Endothelium-dependent and -independent coronary relaxation induced by urocortin.

Urocortin, a newly identified polypeptide, possesses cardiac effects. However, the underlying mechanism of its coronary action is still unclear. In the present study we investigated the possible role of endothelial nitric oxide and Ba2+-sensitive K+ channels in the endothelium-dependent relaxant response to urocortin in the isolated rat left anterior descending coronary arteries. Changes of vessel tone were measured in microvessel myographs. Urocortin produced both endothelium-dependent and -independent relaxation with IC50 of 2.52 nM and 16.5 nM, respectively. Denuation of endothelium decreased the relaxing potency of urocortin.
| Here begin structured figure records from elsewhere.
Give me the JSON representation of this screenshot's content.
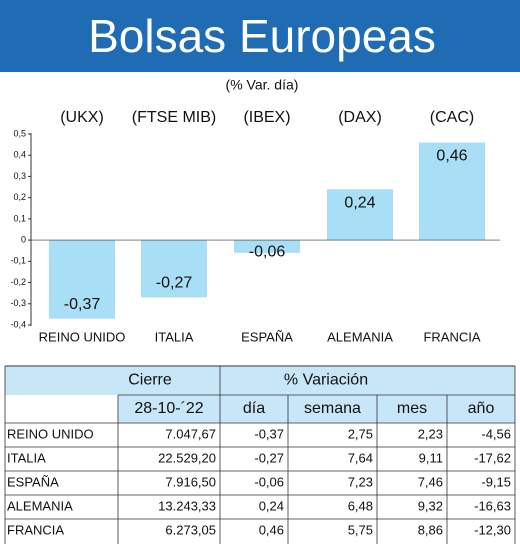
{
  "chart_data": {
    "type": "bar",
    "title": "Bolsas Europeas",
    "subtitle": "(% Var. día)",
    "indices": [
      "(UKX)",
      "(FTSE MIB)",
      "(IBEX)",
      "(DAX)",
      "(CAC)"
    ],
    "categories": [
      "REINO UNIDO",
      "ITALIA",
      "ESPAÑA",
      "ALEMANIA",
      "FRANCIA"
    ],
    "values": [
      -0.37,
      -0.27,
      -0.06,
      0.24,
      0.46
    ],
    "value_labels": [
      "-0,37",
      "-0,27",
      "-0,06",
      "0,24",
      "0,46"
    ],
    "color": "#a9def7",
    "ylim": [
      -0.4,
      0.5
    ],
    "yticks": [
      {
        "value": 0.5,
        "label": "0,5"
      },
      {
        "value": 0.4,
        "label": "0,4"
      },
      {
        "value": 0.3,
        "label": "0,3"
      },
      {
        "value": 0.2,
        "label": "0,2"
      },
      {
        "value": 0.1,
        "label": "0,1"
      },
      0,
      {
        "value": -0.1,
        "label": "-0,1"
      },
      {
        "value": -0.2,
        "label": "-0,2"
      },
      {
        "value": -0.3,
        "label": "-0,3"
      },
      {
        "value": -0.4,
        "label": "-0,4"
      }
    ]
  },
  "table": {
    "header": {
      "cierre": "Cierre",
      "variacion": "% Variación",
      "date": "28-10-´22",
      "columns": [
        "día",
        "semana",
        "mes",
        "año"
      ]
    },
    "rows": [
      [
        "REINO UNIDO",
        "7.047,67",
        "-0,37",
        "2,75",
        "2,23",
        "-4,56"
      ],
      [
        "ITALIA",
        "22.529,20",
        "-0,27",
        "7,64",
        "9,11",
        "-17,62"
      ],
      [
        "ESPAÑA",
        "7.916,50",
        "-0,06",
        "7,23",
        "7,46",
        "-9,15"
      ],
      [
        "ALEMANIA",
        "13.243,33",
        "0,24",
        "6,48",
        "9,32",
        "-16,63"
      ],
      [
        "FRANCIA",
        "6.273,05",
        "0,46",
        "5,75",
        "8,86",
        "-12,30"
      ]
    ]
  }
}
In the endothelium-intact rings pretreated with 100 microM N(G)-nitro-L-arginine methyl ester (L-NAME) or 10 microM 1H-[1,2,4]oxadiazolo[4,2-alpha]quinoxalin-1-one (ODQ), the urocortin-induced relaxation was similar to that observed in endothelium-denuded rings. The relaxant response to urocortin was markedly reduced in endothelium-intact rings preconstricted by 35 mM K+. Pretreatment with 100 microM BaCl2 significantly reduced urocortin-induced relaxation without an effect on the maximum relaxation. Combined treatment with BaCl2 plus L-NAME did not produce additive inhibition. In contrast, BaCl2 did not alter urocortin-induced relaxation in the endothelium-denuded rings. In the endothelium-denuded rings, BaCl2 at 100 microM also inhibited nitric oxide donor-induced relaxation. In conclusion, our results suggest that urocortin-induced endothelium-dependent relaxation of rat coronary arteries is primarily mediated by endothelial nitric oxide and subsequent activation of Ba2+-sensitive K+ channels. The urocortin-induced endothelium-dependent relaxation appears to be cyclic GMP-dependent.